We decorated Easter eggs yesterday, using the same method that my Mom taught me as a child. I'm not sure what the name of it would be, probably pysanka, batik or wax relief. It's basically the same technique that is traditionally used to make intricate Ukrainian Easter eggs, though our style is much more "free form" and abstract.
Here's what you need:
- hard boiled eggs
- wax--I used soy wax, but regular paraffin would do. You could even just melt down old candles that you have lying around.
- container to melt the wax in
- wax pen and/or q-tips
- dye for coloring the eggs--We always add some vinegar too, to help set the color.
Melt your wax on a very low heat. Simmer is best, or else it might start smoking. If you get the wax too hot, it flows too quickly out of the pen and you also run the risk of getting burned more easily.
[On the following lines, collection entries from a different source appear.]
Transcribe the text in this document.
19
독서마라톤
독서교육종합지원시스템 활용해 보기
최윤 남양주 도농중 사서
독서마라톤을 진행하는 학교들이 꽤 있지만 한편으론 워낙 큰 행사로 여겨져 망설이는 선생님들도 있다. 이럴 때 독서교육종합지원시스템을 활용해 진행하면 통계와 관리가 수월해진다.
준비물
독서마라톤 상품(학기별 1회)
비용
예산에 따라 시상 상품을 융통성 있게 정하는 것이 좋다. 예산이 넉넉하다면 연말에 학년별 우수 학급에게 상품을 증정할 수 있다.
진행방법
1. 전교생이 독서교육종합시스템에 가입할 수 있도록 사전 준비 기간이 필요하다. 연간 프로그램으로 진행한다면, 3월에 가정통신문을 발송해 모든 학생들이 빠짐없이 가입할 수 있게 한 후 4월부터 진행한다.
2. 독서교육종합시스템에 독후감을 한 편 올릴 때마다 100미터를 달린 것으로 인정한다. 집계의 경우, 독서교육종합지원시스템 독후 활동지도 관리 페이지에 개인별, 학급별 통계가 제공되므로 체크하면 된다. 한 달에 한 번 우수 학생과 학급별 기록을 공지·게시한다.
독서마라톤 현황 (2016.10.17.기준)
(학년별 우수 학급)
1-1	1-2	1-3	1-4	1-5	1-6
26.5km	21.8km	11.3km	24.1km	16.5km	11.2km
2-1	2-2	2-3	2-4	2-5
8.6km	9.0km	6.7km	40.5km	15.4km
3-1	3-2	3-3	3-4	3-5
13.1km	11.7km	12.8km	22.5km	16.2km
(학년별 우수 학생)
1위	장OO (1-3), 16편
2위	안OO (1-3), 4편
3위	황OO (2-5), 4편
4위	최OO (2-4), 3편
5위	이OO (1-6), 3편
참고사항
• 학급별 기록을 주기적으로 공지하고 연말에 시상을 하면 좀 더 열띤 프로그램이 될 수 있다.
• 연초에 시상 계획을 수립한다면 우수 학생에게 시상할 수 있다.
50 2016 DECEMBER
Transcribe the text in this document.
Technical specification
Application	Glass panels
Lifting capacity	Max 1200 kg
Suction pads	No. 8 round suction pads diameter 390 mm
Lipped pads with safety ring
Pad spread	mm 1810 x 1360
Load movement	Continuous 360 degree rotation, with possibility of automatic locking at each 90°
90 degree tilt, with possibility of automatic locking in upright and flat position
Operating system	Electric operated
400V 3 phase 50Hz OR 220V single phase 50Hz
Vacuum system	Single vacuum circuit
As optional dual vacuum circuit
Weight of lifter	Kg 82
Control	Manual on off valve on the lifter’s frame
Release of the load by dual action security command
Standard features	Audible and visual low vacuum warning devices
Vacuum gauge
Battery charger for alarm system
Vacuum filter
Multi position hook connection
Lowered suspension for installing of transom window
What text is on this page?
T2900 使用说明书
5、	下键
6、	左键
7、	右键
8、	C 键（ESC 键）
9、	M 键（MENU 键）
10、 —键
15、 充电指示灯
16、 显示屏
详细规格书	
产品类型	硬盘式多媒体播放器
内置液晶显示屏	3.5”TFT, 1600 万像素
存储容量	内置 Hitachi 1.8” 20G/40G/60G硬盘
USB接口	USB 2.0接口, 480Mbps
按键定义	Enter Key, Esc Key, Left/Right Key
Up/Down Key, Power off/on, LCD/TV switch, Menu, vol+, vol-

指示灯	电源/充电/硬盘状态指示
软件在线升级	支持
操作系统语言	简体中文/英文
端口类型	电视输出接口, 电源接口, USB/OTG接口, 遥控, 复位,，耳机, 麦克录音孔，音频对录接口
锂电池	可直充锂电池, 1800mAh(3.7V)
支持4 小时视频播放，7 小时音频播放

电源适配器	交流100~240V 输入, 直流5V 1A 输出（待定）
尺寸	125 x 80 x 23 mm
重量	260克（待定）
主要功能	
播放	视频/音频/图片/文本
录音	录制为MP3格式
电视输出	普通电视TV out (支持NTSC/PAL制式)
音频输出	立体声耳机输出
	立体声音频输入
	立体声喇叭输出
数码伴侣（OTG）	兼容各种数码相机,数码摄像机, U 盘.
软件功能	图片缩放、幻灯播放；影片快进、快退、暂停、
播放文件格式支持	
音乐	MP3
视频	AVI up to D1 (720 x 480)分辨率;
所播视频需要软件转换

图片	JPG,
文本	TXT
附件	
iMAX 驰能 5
This is what the wax batik pen looks like up close. It has a little hole and chamber where the melted wax goes in and then pours out of the small hole in the tip. You don't have as much control as with a regular ink pen, but you can achieve some nice lines and squiggles.
For brighter color contrast, we decided to use white shelled eggs rather than the brown ones that our family typically eats.
To apply the wax, just hold the egg over the wax pot (to catch drips) and "draw" your designs onto the egg. Be careful of dripping wax onto skin and fingers because it's a little hot...though not as hot as the wax from a burning candle. We didn't have any wax injuries, thankfully.
The wax cools and hardens in seconds, and you're ready to dip the egg into your color bath. Every part of the egg the wax touches stays the color that is under the wax. We usually went through this wax & color dip process two or three times for each egg, making sure to let the dye dry completely in between each step.
The final step is to use your fingernail to gently scrape off the wax. You do need to be careful about how hard you push, or else you end up with a few cracked eggs. I think we lost two out of the 18 that we started with.
Sometimes the coolest effects come from multiple wax applications and color baths. The end result can be a lovely colorful abstract that reminds me of some sort of Wassily Kandinsky painting. Part of the fun is not knowing exactly what you're going to end up with until you scrape off the wax.